CVE-2025-0462
Published: 14 January 2025
Description
Adversaries may leverage Customer Relationship Management (CRM) software to mine valuable information.
Security Summary
CVE-2025-0462 is a SQL injection vulnerability (CWE-74, CWE-89) in Shanghai Lingdang Information Technology's Lingdang CRM versions up to 8.6.0.0. The flaw affects the processing of the /crm/weixinmp/index.php?userid=123&module=Users&usid=1&action=UsersAjax&minipro_const_type=1 endpoint, where manipulation of the searchcontent argument enables injection. Published on 2025-01-14, it carries a CVSS v3.1 base score of 6.3 (AV:N/AC:L/PR:L/UI:N/S:U/C:L/I:L/A:L).
An attacker with low privileges can exploit this remotely by crafting malicious searchcontent input, potentially achieving limited impacts on confidentiality, integrity, and availability through unauthorized SQL operations.
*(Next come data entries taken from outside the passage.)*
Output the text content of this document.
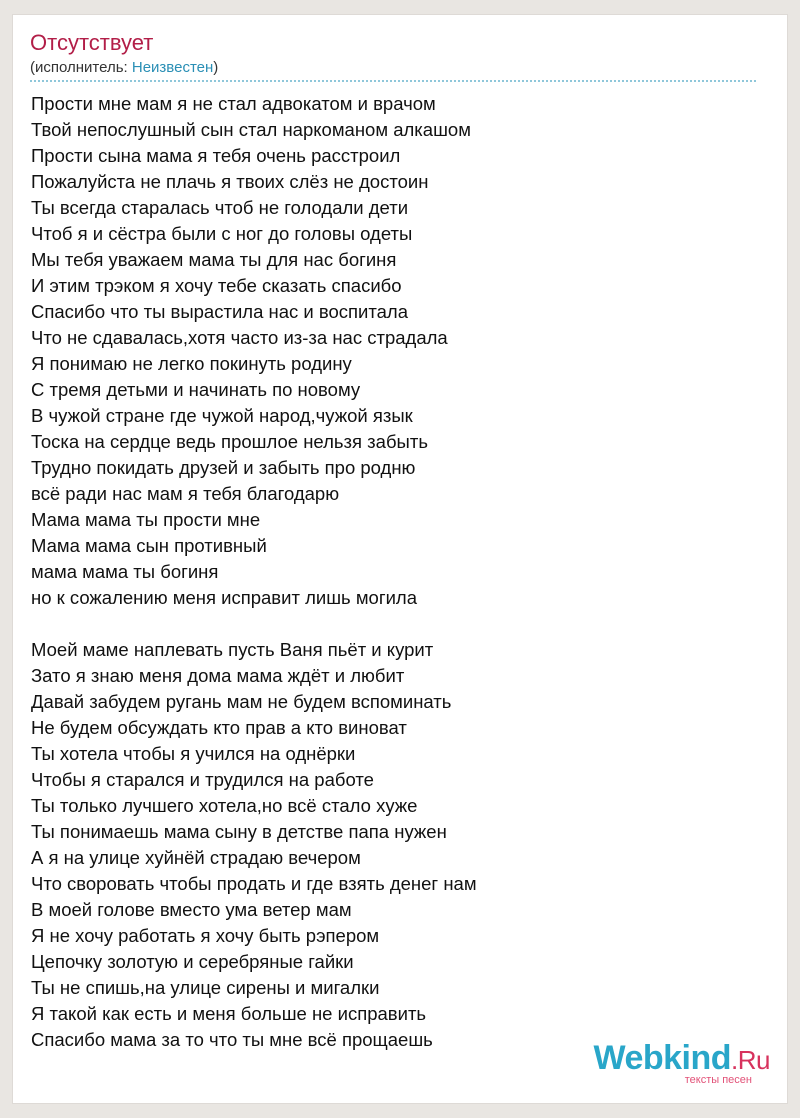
Отсутствует
(исполнитель: Неизвестен)
Прости мне мам я не стал адвокатом и врачом
Твой непослушный сын стал наркоманом алкашом
Прости сына мама я тебя очень расстроил
Пожалуйста не плачь я твоих слёз не достоин
Ты всегда старалась чтоб не голодали дети
Чтоб я и сёстра были с ног до головы одеты
Мы тебя уважаем мама ты для нас богиня
И этим трэком я хочу тебе сказать спасибо
Спасибо что ты вырастила нас и воспитала
Что не сдавалась,хотя часто из-за нас страдала
Я понимаю не легко покинуть родину
С тремя детьми и начинать по новому
В чужой стране где чужой народ,чужой язык
Тоска на сердце ведь прошлое нельзя забыть
Трудно покидать друзей и забыть про родню
всё ради нас мам я тебя благодарю
Мама мама ты прости мне
Мама мама сын противный
мама мама ты богиня
но к сожалению меня исправит лишь могила
Моей маме наплевать пусть Ваня пьёт и курит
Зато я знаю меня дома мама ждёт и любит
Давай забудем ругань мам не будем вспоминать
Не будем обсуждать кто прав а кто виноват
Ты хотела чтобы я учился на однёрки
Чтобы я старался и трудился на работе
Ты только лучшего хотела,но всё стало хуже
Ты понимаешь мама сыну в детстве папа нужен
А я на улице хуйнёй страдаю вечером
Что своровать чтобы продать и где взять денег нам
В моей голове вместо ума ветер мам
Я не хочу работать я хочу быть рэпером
Цепочку золотую и серебряные гайки
Ты не спишь,на улице сирены и мигалки
Я такой как есть и меня больше не исправить
Спасибо мама за то что ты мне всё прощаешь	Webkind.Ru
тексты песен
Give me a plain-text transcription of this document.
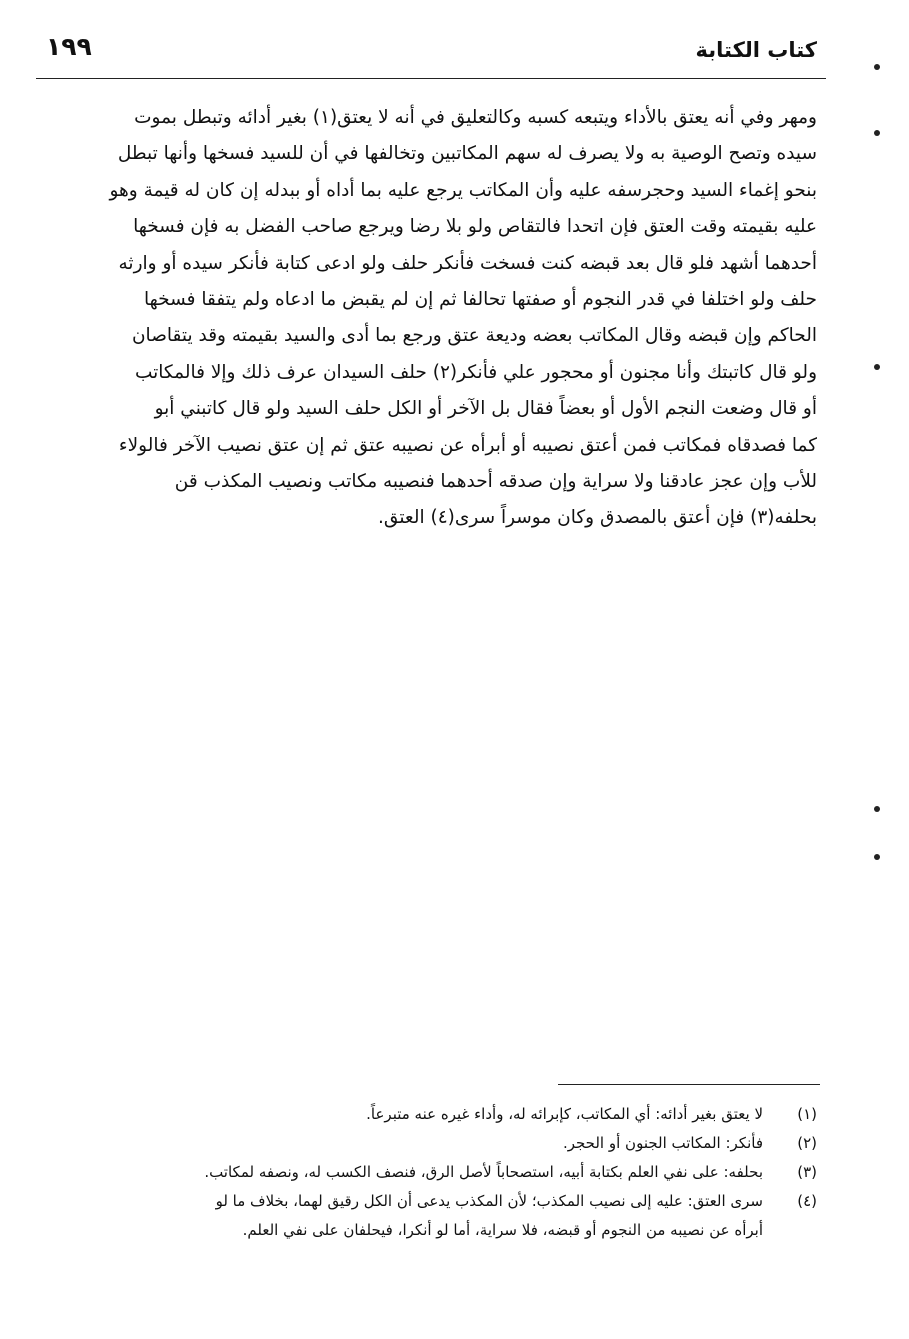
١٩٩	كتاب الكتابة
ومهر وفي أنه يعتق بالأداء ويتبعه كسبه وكالتعليق في أنه لا يعتق(١) بغير أدائه وتبطل بموت
سيده وتصح الوصية به ولا يصرف له سهم المكاتبين وتخالفها في أن للسيد فسخها وأنها تبطل
بنحو إغماء السيد وحجرسفه عليه وأن المكاتب يرجع عليه بما أداه أو ببدله إن كان له قيمة وهو
عليه بقيمته وقت العتق فإن اتحدا فالتقاص ولو بلا رضا ويرجع صاحب الفضل به فإن فسخها
أحدهما أشهد فلو قال بعد قبضه كنت فسخت فأنكر حلف ولو ادعى كتابة فأنكر سيده أو وارثه
حلف ولو اختلفا في قدر النجوم أو صفتها تحالفا ثم إن لم يقبض ما ادعاه ولم يتفقا فسخها
الحاكم وإن قبضه وقال المكاتب بعضه وديعة عتق ورجع بما أدى والسيد بقيمته وقد يتقاصان
ولو قال كاتبتك وأنا مجنون أو محجور علي فأنكر(٢) حلف السيدان عرف ذلك وإلا فالمكاتب
أو قال وضعت النجم الأول أو بعضاً فقال بل الآخر أو الكل حلف السيد ولو قال كاتبني أبو
كما فصدقاه فمكاتب فمن أعتق نصيبه أو أبرأه عن نصيبه عتق ثم إن عتق نصيب الآخر فالولاء
للأب وإن عجز عادقنا ولا سراية وإن صدقه أحدهما فنصيبه مكاتب ونصيب المكذب قن
بحلفه(٣) فإن أعتق بالمصدق وكان موسراً سرى(٤) العتق.
(١)
لا يعتق بغير أدائه: أي المكاتب، كإبرائه له، وأداء غيره عنه متبرعاً.
(٢)
فأنكر: المكاتب الجنون أو الحجر.
(٣)
بحلفه: على نفي العلم بكتابة أبيه، استصحاباً لأصل الرق، فنصف الكسب له، ونصفه لمكاتب.
(٤)
سرى العتق: عليه إلى نصيب المكذب؛ لأن المكذب يدعى أن الكل رقيق لهما، بخلاف ما لو
أبرأه عن نصيبه من النجوم أو قبضه، فلا سراية، أما لو أنكرا، فيحلفان على نفي العلم.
VulDB advisories (ctiid.291479, id.291479, submit.474254) and a GitHub document (BxYQ/ld/blob/main/ListView_SQL.doc) detail the issue, including a publicly disclosed exploit. The vendor was contacted early but provided no response, and no patches or official mitigations are available. Security practitioners should restrict access to the affected endpoint and monitor for anomalous database queries.
Details
- CWE(s)
Affected Products
MITRE ATT&CK Enterprise Techniques
Why these techniques?
SQL injection in Lingdang CRM (customer relationship management software) enables exploitation of a public-facing web application (T1190) and facilitates collection of data from CRM repositories (T1213.004).